A Canadian backpacker who chooses to remain anonymous, is in the process of completing 88 days of farm work at a brewery, on an agricultural site in the Southern Highlands of NSW, where she feeds cows and helps with the harvesting of hops. Despite feeling lucky for working under understanding people who help her out with accommodation, she refuses to call her work a cultural exchange. “It’s straight up labour to get your second year visa,” she says.


The whole ordeal of performing manual labour as a young backpacker to be counted as a legal person (to obtain the second year of their visa) in Australia may be somewhat absurd, but the unfair treatment of said labourers is what pushes this process over the edge and brings so much negative attention.

On 16 April 2018, registration of the labour hire industry in Queensland commenced via the Labour Hire Licensing Act 2017. With South Australia taking similar steps at about the same time. Key points under the act(s) include: licensees must satisfy a fit and proper person test to prove that they are capable of strenuous performance, the labour hire business is financially viable, penalties for breach of obligation.

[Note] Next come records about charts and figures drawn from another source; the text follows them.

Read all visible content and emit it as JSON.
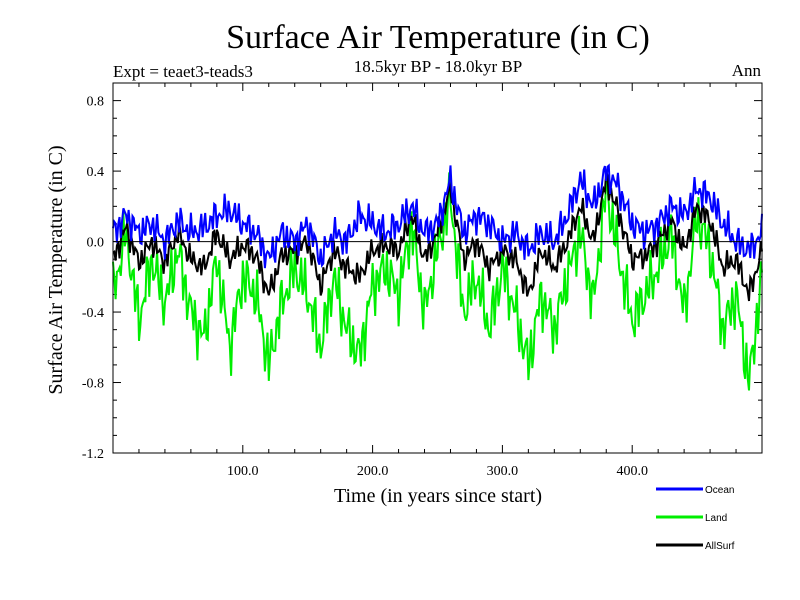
{
  "chart_data": {
    "type": "line",
    "title": "Surface Air Temperature (in C)",
    "subtitle": "18.5kyr BP - 18.0kyr BP",
    "left_label": "Expt = teaet3-teads3",
    "right_label": "Ann",
    "xlabel": "Time (in years since start)",
    "ylabel": "Surface Air Temperature (in C)",
    "xlim": [
      0,
      500
    ],
    "ylim": [
      -1.2,
      0.9
    ],
    "xticks": [
      {
        "value": 100,
        "label": "100.0"
      },
      {
        "value": 200,
        "label": "200.0"
      },
      {
        "value": 300,
        "label": "300.0"
      },
      {
        "value": 400,
        "label": "400.0"
      }
    ],
    "yticks": [
      {
        "value": 0.8,
        "label": "0.8"
      },
      {
        "value": 0.4,
        "label": "0.4"
      },
      {
        "value": 0.0,
        "label": "0.0"
      },
      {
        "value": -0.4,
        "label": "-0.4"
      },
      {
        "value": -0.8,
        "label": "-0.8"
      },
      {
        "value": -1.2,
        "label": "-1.2"
      }
    ],
    "zero_line": 0,
    "series": [
      {
        "name": "Ocean",
        "color": "#0000ff",
        "x": [
          0,
          10,
          20,
          30,
          40,
          50,
          60,
          70,
          80,
          90,
          100,
          110,
          120,
          130,
          140,
          150,
          160,
          170,
          180,
          190,
          200,
          210,
          220,
          230,
          240,
          250,
          260,
          270,
          280,
          290,
          300,
          310,
          320,
          330,
          340,
          350,
          360,
          370,
          380,
          390,
          400,
          410,
          420,
          430,
          440,
          450,
          460,
          470,
          480,
          490,
          500
        ],
        "values": [
          0.05,
          0.15,
          0.05,
          0.1,
          0.0,
          0.12,
          0.05,
          0.08,
          0.15,
          0.18,
          0.1,
          0.05,
          -0.1,
          0.05,
          0.0,
          0.1,
          -0.1,
          0.05,
          0.0,
          0.15,
          0.1,
          0.05,
          0.1,
          0.2,
          0.05,
          0.1,
          0.35,
          0.05,
          0.15,
          0.1,
          0.0,
          0.05,
          -0.05,
          0.05,
          0.0,
          0.15,
          0.35,
          0.2,
          0.4,
          0.3,
          0.1,
          0.05,
          0.1,
          0.2,
          0.15,
          0.3,
          0.25,
          0.1,
          0.0,
          -0.05,
          0.05
        ]
      },
      {
        "name": "Land",
        "color": "#00ee00",
        "x": [
          0,
          10,
          20,
          30,
          40,
          50,
          60,
          70,
          80,
          90,
          100,
          110,
          120,
          130,
          140,
          150,
          160,
          170,
          180,
          190,
          200,
          210,
          220,
          230,
          240,
          250,
          260,
          270,
          280,
          290,
          300,
          310,
          320,
          330,
          340,
          350,
          360,
          370,
          380,
          390,
          400,
          410,
          420,
          430,
          440,
          450,
          460,
          470,
          480,
          490,
          500
        ],
        "values": [
          -0.3,
          0.05,
          -0.45,
          -0.1,
          -0.35,
          -0.05,
          -0.4,
          -0.55,
          -0.1,
          -0.6,
          -0.2,
          -0.3,
          -0.7,
          -0.35,
          -0.15,
          -0.3,
          -0.6,
          -0.2,
          -0.5,
          -0.65,
          -0.25,
          -0.15,
          -0.3,
          0.1,
          -0.4,
          -0.05,
          0.25,
          -0.4,
          -0.2,
          -0.5,
          -0.15,
          -0.4,
          -0.7,
          -0.3,
          -0.5,
          -0.2,
          0.05,
          -0.35,
          0.3,
          -0.1,
          -0.45,
          -0.3,
          -0.15,
          0.05,
          -0.4,
          0.15,
          -0.05,
          -0.5,
          -0.3,
          -0.8,
          -0.2
        ]
      },
      {
        "name": "AllSurf",
        "color": "#000000",
        "x": [
          0,
          10,
          20,
          30,
          40,
          50,
          60,
          70,
          80,
          90,
          100,
          110,
          120,
          130,
          140,
          150,
          160,
          170,
          180,
          190,
          200,
          210,
          220,
          230,
          240,
          250,
          260,
          270,
          280,
          290,
          300,
          310,
          320,
          330,
          340,
          350,
          360,
          370,
          380,
          390,
          400,
          410,
          420,
          430,
          440,
          450,
          460,
          470,
          480,
          490,
          500
        ],
        "values": [
          -0.1,
          0.08,
          -0.12,
          0.0,
          -0.12,
          0.05,
          -0.1,
          -0.15,
          0.05,
          -0.1,
          -0.02,
          -0.08,
          -0.3,
          -0.08,
          -0.05,
          0.0,
          -0.25,
          -0.05,
          -0.15,
          -0.2,
          -0.05,
          -0.02,
          -0.05,
          0.15,
          -0.1,
          0.05,
          0.3,
          -0.1,
          0.0,
          -0.15,
          -0.05,
          -0.1,
          -0.3,
          -0.05,
          -0.15,
          0.0,
          0.2,
          0.0,
          0.35,
          0.15,
          -0.1,
          -0.08,
          0.0,
          0.12,
          -0.05,
          0.2,
          0.12,
          -0.15,
          -0.1,
          -0.3,
          -0.05
        ]
      }
    ],
    "legend_position": "bottom-right"
  }
}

“Queensland took a big step in registration and licensing. The Victoria Government will consider doing the same” Sam Badans, Hostel Manager of YHA Central and Hon Secretary of BOA NSW says. Certainly all other states must make similar improvements in order to see the cultural exchange aspect of the 88 days requirement to remain valid, rather than just let it be seen as the cheap labour side of the argument.

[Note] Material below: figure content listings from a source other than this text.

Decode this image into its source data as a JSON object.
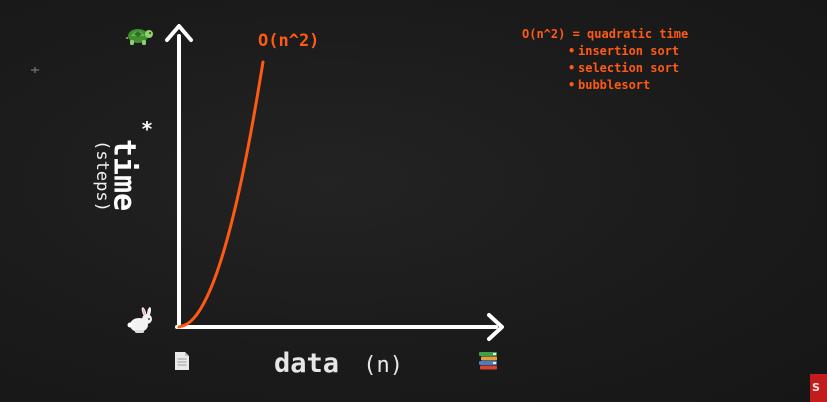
{
  "chart_data": {
    "type": "line",
    "title": "",
    "xlabel": "data",
    "xlabel_unit": "(n)",
    "ylabel": "time",
    "ylabel_unit": "(steps)",
    "ylabel_mark": "*",
    "xlim": [
      0,
      10
    ],
    "ylim": [
      0,
      100
    ],
    "grid": false,
    "series": [
      {
        "name": "O(n^2)",
        "color": "#ff5a14",
        "x": [
          0,
          1,
          2,
          3,
          4,
          5,
          6,
          7,
          8,
          9,
          10
        ],
        "y": [
          0,
          1,
          4,
          9,
          16,
          25,
          36,
          49,
          64,
          81,
          100
        ]
      }
    ],
    "axis_icons": {
      "y_top": "turtle-icon",
      "y_bottom": "rabbit-icon",
      "x_left": "single-page-icon",
      "x_right": "stacked-books-icon"
    }
  },
  "legend": {
    "heading": "O(n^2) = quadratic time",
    "items": [
      "insertion sort",
      "selection sort",
      "bubblesort"
    ]
  },
  "corner_badge": "S",
  "colors": {
    "background": "#1b1b1b",
    "axis": "#ffffff",
    "accent": "#ff5a14",
    "badge": "#c21c1c"
  }
}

Written by Samantha Melamed

4 Responses

  1. suzi says:

    Please, please don’t get rid of the 88 day requirement – it is a Godsend to us farmers.

  2. Samantha says:

    88 days to work v 88 days to go

    There are two similar apps available to help guide young backpackers before and during the 88 days of regional work: 88 Days to Work and 88 Days to Go (there are other apps and sites). While similar, both are worth downloading, or at least checking out the websites (while 88 Days to Work is Free: 88 Days to Go app costs $0.99). Both apps have all the information needed regarding the parameters of the 88 days requirements, and more. Having all the information about farm work in one place is very useful; the government is specific about post codes and types of farm work.

    The 88 Days to Go includes more concrete details on minimum wage by hour or piece, application prices, and the prerequisites and details of the second year visa process. The founders go a step further and offer firsthand advice and warnings, and even provide their phone numbers. Both apps include useful links, like the Fair Works Ombudsman and the government website, but ‘To Go’ includes a link for hot deals for backpackers.

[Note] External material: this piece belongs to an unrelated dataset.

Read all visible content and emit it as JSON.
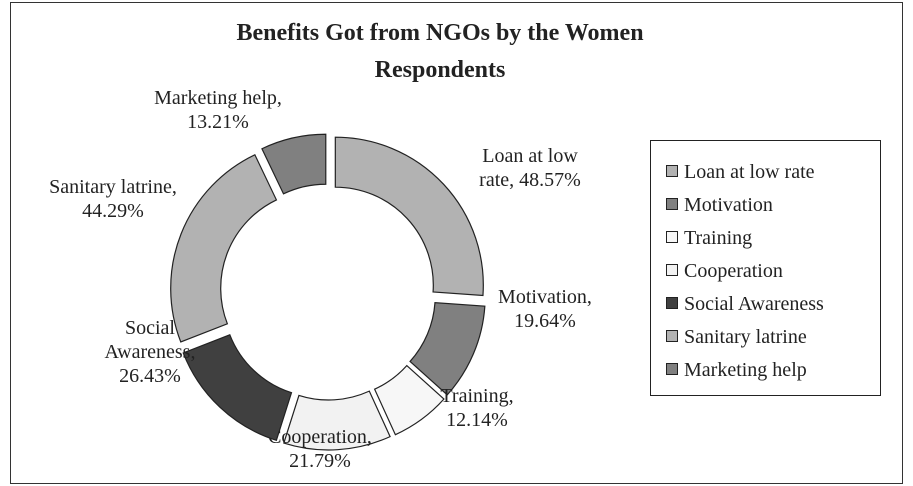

    The 88 Days to Work app includes a handy colored scale of low to medium labor requirement for where/when to find a fruit-picking job when the season permits. The app also has a map of eligible employers with details and reviews. It also displays employers that are ineligible for regional work, which is quite pointless. Although this is indicated with a thumbs down icon, the font is minuscule and difficult to see. Nonetheless, both apps and websites are worth perusing.